1. I would like to acknowledge that I wrote this article while a Professor at the University of California Los Angeles, which sits on unceded Tongva land. Most of the research was completed on Yoeme traditional lands, and I was born and raised on historic Apache land. Further, I am grateful for the editorial support from Jeffrey Garner and Sarah Warren and for the recommendations from three anonymous peer reviewers. I am thankful for the early feedback from Dr. Cyndy Garcia-Weyandt, Dee Mauricio, Christina Novakov-Ritchey, and Dr. Kim TallBear. All comments are my responsibility.

2. My switch of prepositions from researching ‘on’ to researching ‘with’ follows a transition that took place during the late 1990’s as well: no longer were they ‘informants,’ but rather ‘collaborators’ and ‘co-researchers.’ My story begins right before this shift, an indicator that I came of academic age during the reflective turn in Anthropology.

3. The methodology I outline here is not related to the work of Sandro Mezzadra and Brett Neilson (Citation2013) who have developed a way to understand the border as a method. They aim their ‘border method’ at economic flows and financial transitions.

4. Fine has long inspired my research and methodological framing.

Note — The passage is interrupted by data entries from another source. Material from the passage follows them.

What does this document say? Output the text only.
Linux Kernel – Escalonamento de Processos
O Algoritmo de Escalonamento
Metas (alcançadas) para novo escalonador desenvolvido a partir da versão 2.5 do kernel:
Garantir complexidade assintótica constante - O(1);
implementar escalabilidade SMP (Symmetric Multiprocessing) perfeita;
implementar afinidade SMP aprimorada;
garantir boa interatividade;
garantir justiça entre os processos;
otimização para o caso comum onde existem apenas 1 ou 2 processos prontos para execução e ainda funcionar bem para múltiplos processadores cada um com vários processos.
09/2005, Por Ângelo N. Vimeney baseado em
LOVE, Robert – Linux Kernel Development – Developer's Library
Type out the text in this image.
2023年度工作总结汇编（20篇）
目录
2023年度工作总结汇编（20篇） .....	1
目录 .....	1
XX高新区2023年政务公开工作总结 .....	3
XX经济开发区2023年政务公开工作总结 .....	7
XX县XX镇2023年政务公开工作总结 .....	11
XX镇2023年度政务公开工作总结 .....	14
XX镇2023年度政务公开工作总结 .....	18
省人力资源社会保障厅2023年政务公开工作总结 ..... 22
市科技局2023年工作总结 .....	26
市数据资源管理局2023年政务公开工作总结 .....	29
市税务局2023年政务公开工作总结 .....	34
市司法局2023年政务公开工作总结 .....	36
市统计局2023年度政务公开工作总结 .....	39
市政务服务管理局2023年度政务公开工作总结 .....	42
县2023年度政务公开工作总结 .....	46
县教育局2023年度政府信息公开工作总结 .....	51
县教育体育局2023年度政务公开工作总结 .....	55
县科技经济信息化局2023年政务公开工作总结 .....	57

In her conception of ‘hyphens’ (Citation1994) she takes serious account of the many hyphens in our work, including self and other, the lines that separate knowledge makers from those studied in stereotypical sociological studies.

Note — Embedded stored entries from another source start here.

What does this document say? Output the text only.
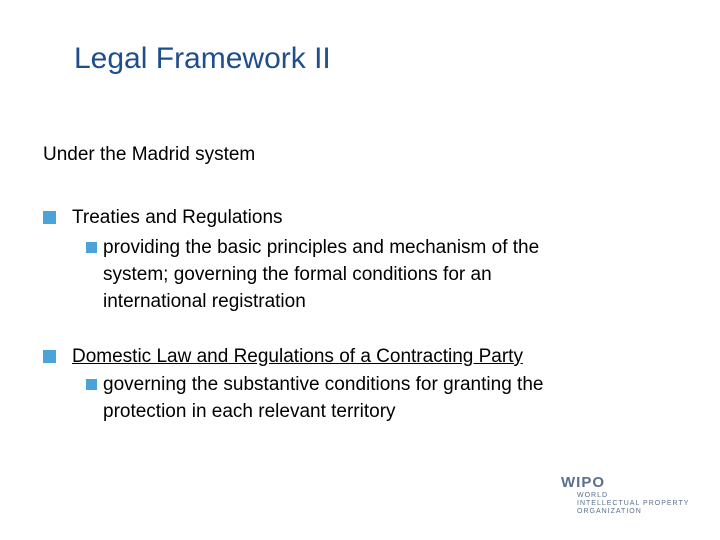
Legal Framework II
Under the Madrid system
Treaties and Regulations
providing the basic principles and mechanism of the
system; governing the formal conditions for an
international registration
Domestic Law and Regulations of a Contracting Party
governing the substantive conditions for granting the
protection in each relevant territory
WIPO
WORLD
INTELLECTUAL PROPERTY
ORGANIZATION
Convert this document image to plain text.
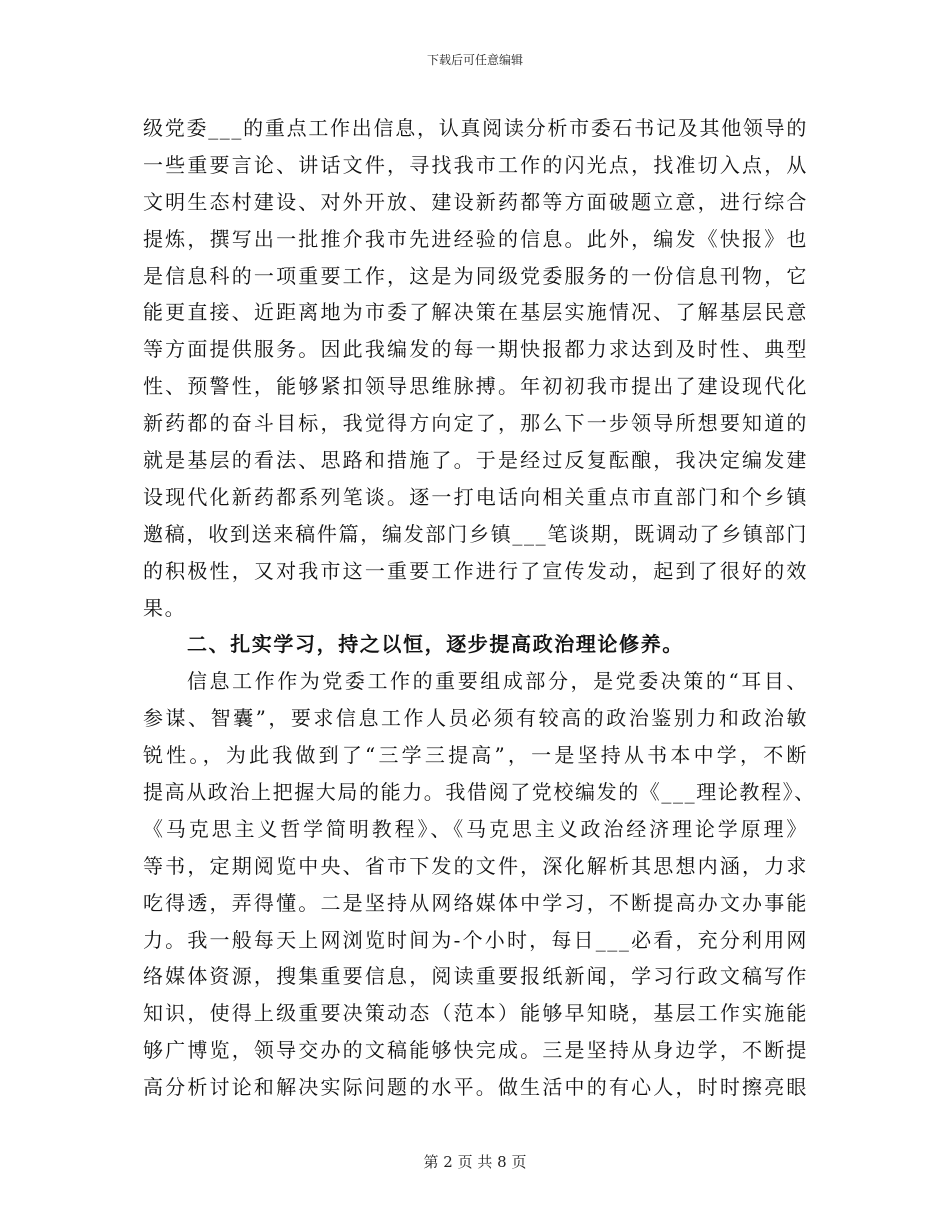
下载后可任意编辑
级党委___的重点工作出信息，认真阅读分析市委石书记及其他领导的
一些重要言论、讲话文件，寻找我市工作的闪光点，找准切入点，从
文明生态村建设、对外开放、建设新药都等方面破题立意，进行综合
提炼，撰写出一批推介我市先进经验的信息。此外，编发《快报》也
是信息科的一项重要工作，这是为同级党委服务的一份信息刊物，它
能更直接、近距离地为市委了解决策在基层实施情况、了解基层民意
等方面提供服务。因此我编发的每一期快报都力求达到及时性、典型
性、预警性，能够紧扣领导思维脉搏。年初初我市提出了建设现代化
新药都的奋斗目标，我觉得方向定了，那么下一步领导所想要知道的
就是基层的看法、思路和措施了。于是经过反复酝酿，我决定编发建
设现代化新药都系列笔谈。逐一打电话向相关重点市直部门和个乡镇
邀稿，收到送来稿件篇，编发部门乡镇___笔谈期，既调动了乡镇部门
的积极性，又对我市这一重要工作进行了宣传发动，起到了很好的效
果。
二、扎实学习，持之以恒，逐步提高政治理论修养。
信息工作作为党委工作的重要组成部分，是党委决策的“耳目、
参谋、智囊”，要求信息工作人员必须有较高的政治鉴别力和政治敏
锐性。，为此我做到了“三学三提高”，一是坚持从书本中学，不断
提高从政治上把握大局的能力。我借阅了党校编发的《___理论教程》、
《马克思主义哲学简明教程》、《马克思主义政治经济理论学原理》
等书，定期阅览中央、省市下发的文件，深化解析其思想内涵，力求
吃得透，弄得懂。二是坚持从网络媒体中学习，不断提高办文办事能
力。我一般每天上网浏览时间为-个小时，每日___必看，充分利用网
络媒体资源，搜集重要信息，阅读重要报纸新闻，学习行政文稿写作
知识，使得上级重要决策动态（范本）能够早知晓，基层工作实施能
够广博览，领导交办的文稿能够快完成。三是坚持从身边学，不断提
高分析讨论和解决实际问题的水平。做生活中的有心人，时时擦亮眼
第 2 页 共 8 页
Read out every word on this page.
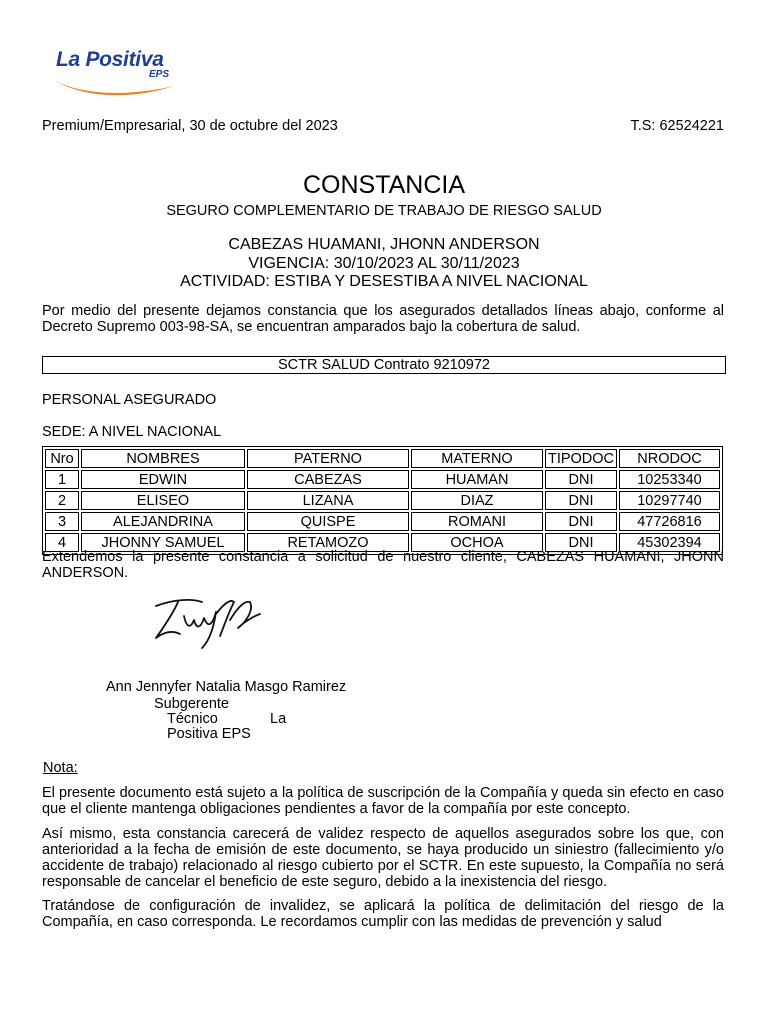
La Positiva
EPS
Premium/Empresarial, 30 de octubre del 2023	T.S: 62524221
CONSTANCIA
SEGURO COMPLEMENTARIO DE TRABAJO DE RIESGO SALUD
CABEZAS HUAMANI, JHONN ANDERSON
VIGENCIA: 30/10/2023 AL 30/11/2023
ACTIVIDAD: ESTIBA Y DESESTIBA A NIVEL NACIONAL
Por medio del presente dejamos constancia que los asegurados detallados líneas abajo, conforme al Decreto Supremo 003-98-SA, se encuentran amparados bajo la cobertura de salud.
SCTR SALUD Contrato 9210972
PERSONAL ASEGURADO
SEDE: A NIVEL NACIONAL
Nro	NOMBRES	PATERNO	MATERNO	TIPODOC	NRODOC
1	EDWIN	CABEZAS	HUAMAN	DNI	10253340
2	ELISEO	LIZANA	DIAZ	DNI	10297740
3	ALEJANDRINA	QUISPE	ROMANI	DNI	47726816
4	JHONNY SAMUEL	RETAMOZO	OCHOA	DNI	45302394
Extendemos la presente constancia a solicitud de nuestro cliente, CABEZAS HUAMANI, JHONN ANDERSON.
Ann Jennyfer Natalia Masgo Ramirez
Subgerente
Técnico	La
Positiva EPS
Nota:
El presente documento está sujeto a la política de suscripción de la Compañía y queda sin efecto en caso que el cliente mantenga obligaciones pendientes a favor de la compañía por este concepto.
Así mismo, esta constancia carecerá de validez respecto de aquellos asegurados sobre los que, con anterioridad a la fecha de emisión de este documento, se haya producido un siniestro (fallecimiento y/o accidente de trabajo) relacionado al riesgo cubierto por el SCTR. En este supuesto, la Compañía no será responsable de cancelar el beneficio de este seguro, debido a la inexistencia del riesgo.
Tratándose de configuración de invalidez, se aplicará la política de delimitación del riesgo de la Compañía, en caso corresponda. Le recordamos cumplir con las medidas de prevención y salud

5. I mean ‘toolbox’ in the way that many of us in the History of Consciousness Department at UCSC were trained: rather than adhere to any one method, we should become agile enough with a few method-tools and use them as necessary, changing them as needed for particular parts of our research. I do not mean ‘toolbox’ in the way that Eigenbrode et al. (Citation2007) develop their ‘toolbox for philosophical dialogue’ methodology.

6. For a clear analysis of the ways dreaming states have been misinterpreted as either unimportant or symptomatic of disorders, causing a widespread dismissal of ‘visionary episteme,’ see Lee Irwin (Citation1994, 9–25).

7. My ontological understanding of objects that evidence will, intention, and agency leads me to use ‘whom’ in such contexts.

8. The Yoeme Testamento can better be understood either in Evers and Molina (Citation1992) or in Shorter (Citation2009, 67–98).

9. See Maffie (Citation2014) for an in-depth analysis of nepantla that gives more weight to Anzaldúa’s choice. Nepantla might best be described as the messiness of sex as the state of the universe, as when two bodies of water meet.

Additional information

Notes on contributors

David Delgado Shorter

David Delgado Shorter is the author of an award-winning book and the recipient of the University’s top teaching award. Dr. Shorter has created three digital publications, produced and directed an ethnographic film, and curated exhibits both on-line and in Los Angeles. His research includes over two decades of collaboration with an Indigenous community in Mexico and studying the borderland between the objective and intersubjective sciences. He is currently directing the Archive of Healing, an on-line database of traditional medical knowledge from around the globe.